Pergaminos no faltan, aún la Argentina tiene el reconocimiento de aliado extra OTAN otorgado por EE.UU. y está por ingresar en la misión de Cascos Azules en Haití, un compromiso que se dice alineado con el interés de los Estados Unidos. La sensación del pasaje criollo de estar en una montaña rusa era generalizada, la aeronave pasó de los 200 kilómetros por hora a 0 cuando enganchó en la cubierta.
•Recepción
Allí fueron recibidos por el contraalmirante Robert Moeller, jefe del grupo de ataque, integrado por dos destructores y el portaaviones, que les dio la bienvenida a bordo.
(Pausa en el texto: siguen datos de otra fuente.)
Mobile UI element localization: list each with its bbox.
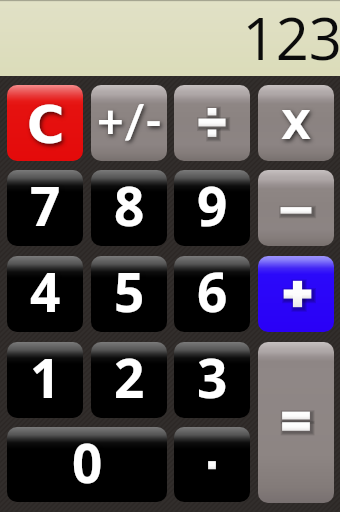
button[interactable]: 9 [174,170,250,246]
staticText: 5 [114,256,145,327]
button[interactable]: Decimal point [174,427,250,502]
button[interactable]: Multiply [258,85,334,161]
button[interactable]: 4 [7,256,83,332]
staticText: 4 [30,256,61,327]
button[interactable]: 6 [174,256,250,332]
button[interactable]: Equals [258,342,334,503]
staticText: C [27,96,65,155]
button[interactable]: 1 [7,342,83,418]
button[interactable]: 0 [7,427,167,502]
staticText: 3 [197,342,228,413]
button[interactable]: Divide [174,85,250,161]
button[interactable]: Plus [258,256,334,332]
button[interactable]: 7 [7,170,83,246]
staticText: X [281,103,312,148]
button[interactable]: Minus [258,170,334,246]
staticText: 0 [72,427,103,498]
staticText: 123 [242,0,340,74]
button[interactable]: 8 [91,170,167,246]
staticText: 6 [197,256,228,327]
staticText: 2 [114,342,145,413]
staticText: 7 [30,170,61,241]
button[interactable]: 3 [174,342,250,418]
staticText: 1 [30,342,61,413]
staticText: 9 [197,170,228,241]
staticText: 8 [114,170,145,241]
button[interactable]: C [7,85,83,161]
button[interactable]: Plus minus [91,85,167,161]
button[interactable]: 2 [91,342,167,418]
staticText: +/- [97,93,163,148]
button[interactable]: 5 [91,256,167,332]
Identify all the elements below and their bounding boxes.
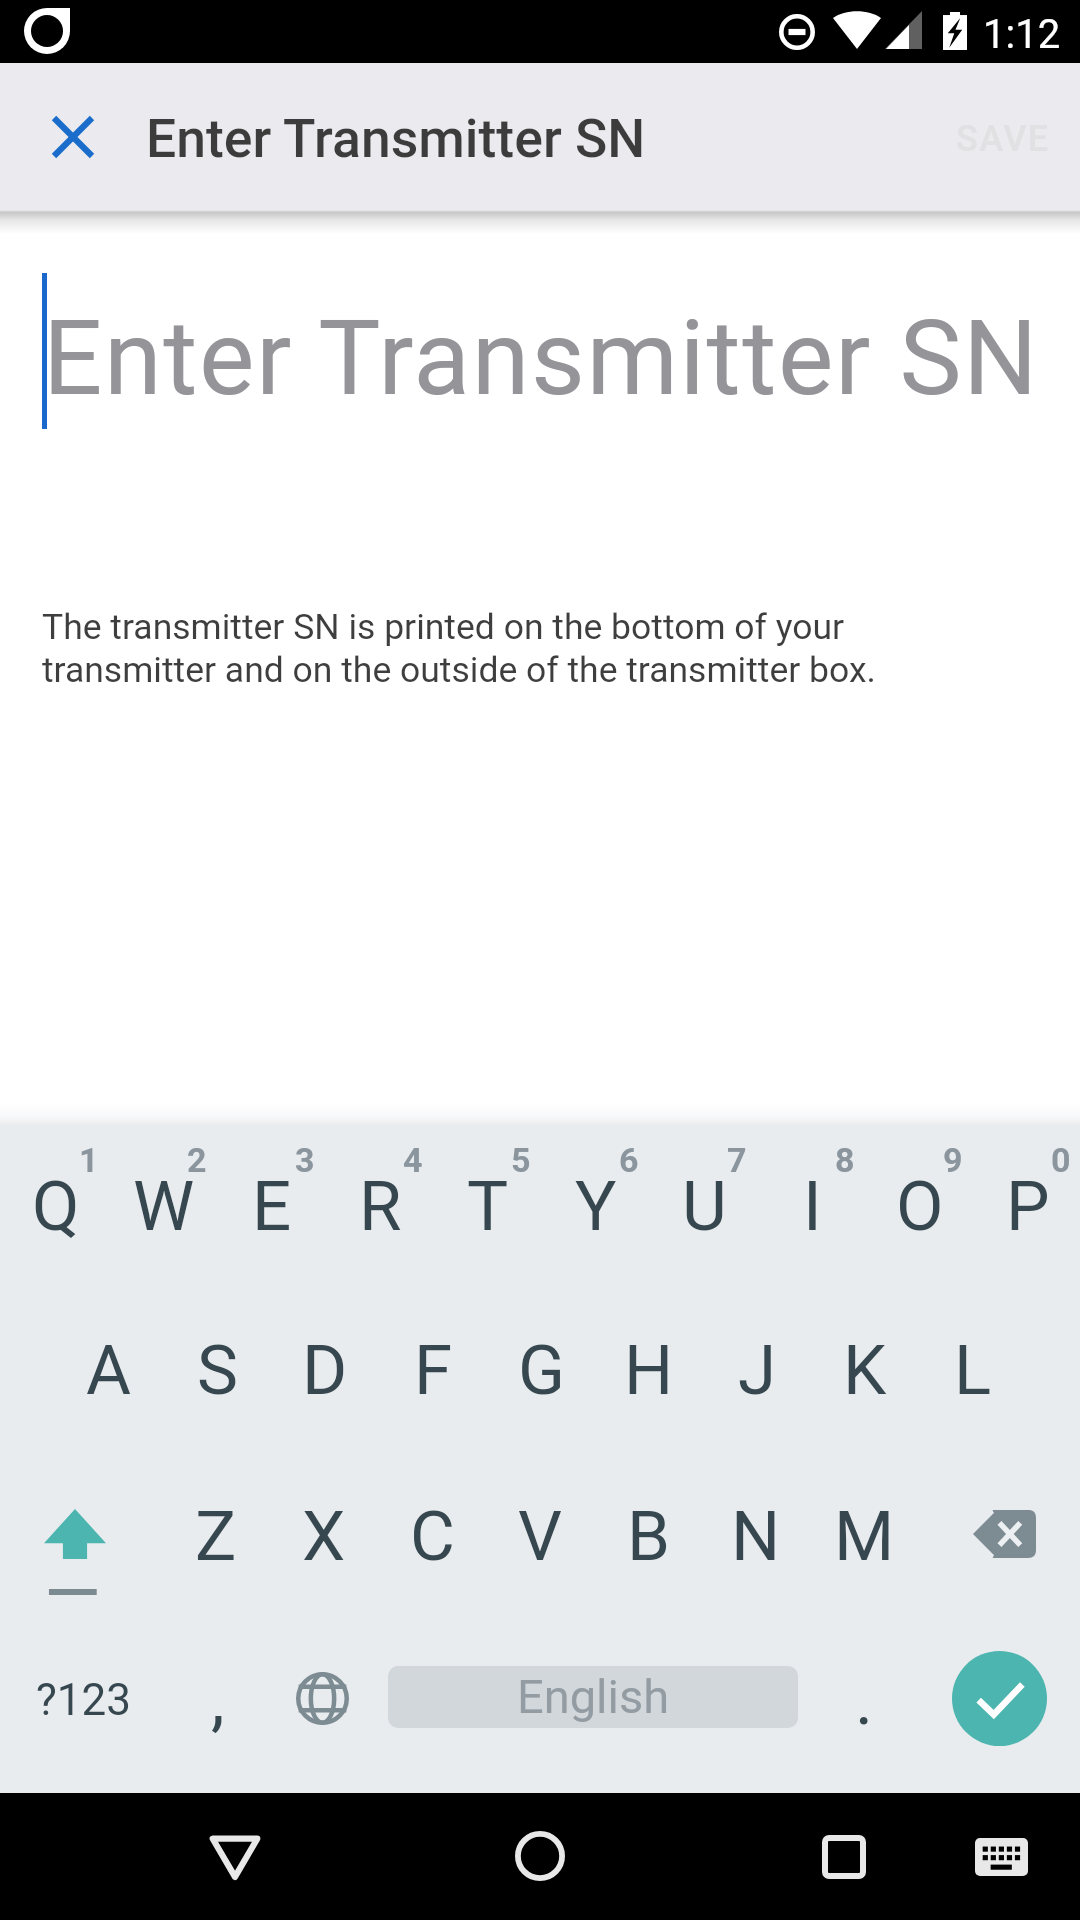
button[interactable]: H <box>595 1289 703 1449</box>
staticText: 5 <box>511 1140 531 1180</box>
staticText: Z <box>195 1496 237 1577</box>
button[interactable]: Y <box>542 1130 650 1280</box>
staticText: H <box>624 1330 674 1411</box>
staticText: 8 <box>835 1140 855 1180</box>
button[interactable]: Q <box>2 1130 110 1280</box>
button[interactable]: V <box>486 1455 594 1615</box>
button[interactable]: C <box>378 1455 486 1615</box>
staticText: M <box>834 1496 895 1577</box>
staticText: Y <box>575 1166 617 1247</box>
button[interactable]: . <box>802 1626 910 1793</box>
button[interactable]: J <box>703 1289 811 1449</box>
button[interactable]: Home <box>464 1793 616 1920</box>
staticText: I <box>803 1166 822 1247</box>
staticText: E <box>252 1166 292 1247</box>
button[interactable]: P <box>974 1130 1080 1280</box>
button[interactable]: W <box>110 1130 218 1280</box>
button[interactable]: N <box>702 1455 810 1615</box>
staticText: A <box>86 1330 132 1411</box>
button[interactable]: Close <box>0 63 150 210</box>
button[interactable]: Switch keyboard <box>951 1793 1080 1920</box>
staticText: L <box>954 1330 992 1411</box>
button[interactable]: S <box>163 1289 271 1449</box>
staticText: 3 <box>295 1140 315 1180</box>
button[interactable]: Z <box>162 1455 270 1615</box>
staticText: U <box>682 1166 727 1247</box>
button[interactable]: Shift <box>0 1460 162 1620</box>
button[interactable]: L <box>919 1289 1027 1449</box>
staticText: The transmitter SN is printed on the bot… <box>42 606 876 691</box>
staticText: X <box>302 1496 346 1577</box>
button[interactable]: , <box>162 1626 270 1793</box>
button[interactable]: T <box>434 1130 542 1280</box>
button[interactable]: B <box>594 1455 702 1615</box>
staticText: F <box>414 1330 453 1411</box>
staticText: English <box>517 1669 670 1724</box>
staticText: 7 <box>727 1140 747 1180</box>
staticText: D <box>302 1330 348 1411</box>
button[interactable]: A <box>55 1289 163 1449</box>
staticText: G <box>518 1330 565 1411</box>
staticText: S <box>197 1330 238 1411</box>
button[interactable]: X <box>270 1455 378 1615</box>
button[interactable]: E <box>218 1130 326 1280</box>
button[interactable]: English <box>378 1626 802 1793</box>
button[interactable]: ?123 <box>0 1626 162 1793</box>
staticText: Enter Transmitter SN <box>146 107 646 170</box>
staticText: ?123 <box>36 1674 131 1726</box>
staticText: , <box>211 1659 225 1740</box>
staticText: K <box>843 1330 887 1411</box>
staticText: Enter Transmitter SN <box>43 297 1040 419</box>
button[interactable]: K <box>811 1289 919 1449</box>
button[interactable]: Recents <box>768 1793 920 1920</box>
staticText: 6 <box>619 1140 639 1180</box>
staticText: Q <box>32 1166 80 1247</box>
staticText: . <box>855 1660 874 1741</box>
staticText: P <box>1006 1166 1050 1247</box>
staticText: 1:12 <box>983 11 1061 58</box>
button[interactable]: O <box>866 1130 974 1280</box>
staticText: C <box>410 1496 455 1577</box>
staticText: 4 <box>403 1140 423 1180</box>
button[interactable]: Back <box>160 1793 312 1920</box>
button[interactable]: G <box>487 1289 595 1449</box>
button[interactable]: Change language <box>270 1626 378 1793</box>
staticText: 0 <box>1051 1140 1071 1180</box>
staticText: R <box>359 1166 402 1247</box>
staticText: J <box>738 1330 777 1411</box>
staticText: B <box>627 1496 670 1577</box>
staticText: O <box>896 1166 944 1247</box>
staticText: N <box>731 1496 781 1577</box>
staticText: 1 <box>79 1140 99 1180</box>
button[interactable]: I <box>758 1130 866 1280</box>
button[interactable]: U <box>650 1130 758 1280</box>
staticText: T <box>467 1166 509 1247</box>
button[interactable]: R <box>326 1130 434 1280</box>
button[interactable]: M <box>810 1455 918 1615</box>
button[interactable]: D <box>271 1289 379 1449</box>
button[interactable]: Enter <box>910 1626 1080 1793</box>
staticText: SAVE <box>956 118 1050 160</box>
staticText: 2 <box>187 1140 207 1180</box>
button[interactable]: F <box>379 1289 487 1449</box>
staticText: W <box>133 1166 195 1247</box>
staticText: V <box>518 1496 562 1577</box>
staticText: 9 <box>943 1140 963 1180</box>
button[interactable]: Delete <box>918 1460 1080 1620</box>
Luego la comitiva se trasladó a la cámara del comandante de la nave, el capitán de navío James Symonds, un aviador naval de A-6, quien repitió la ceremonia de bienvenida y los invitó a una recorrida por las entrañas del portaaviones. No hubo espacio para dialéctica política ni mensajes cruzados por los obstáculos del gobierno nacional a la inmunidad que piden los norteamericanos. Toda la jornada fue sólo para recreación de la vista y la admiración de las máquinas -modernos F-18 Hornet- que los legisladores pudieron apreciar en cubierta pese al ruido ensordecedor de las turbinas. La senadora Marita Perceval (PJ, Mendoza), presidenta de la Comisión de Defensa, hizo gala de un pulcro inglés en el lunch que ofreció el comandante -jugo de naranja, café, bocaditos y ensalada de frutas- y acicateó a varios oficiales con un hecho que la impactó: hay 10 por ciento de personal femenino en la tripulación. El dato más sorprendente para la legisladora fue que una mujer, Cathleline Hansen, es la suboficial más antigua de todo el personal subalterno del portaaviones.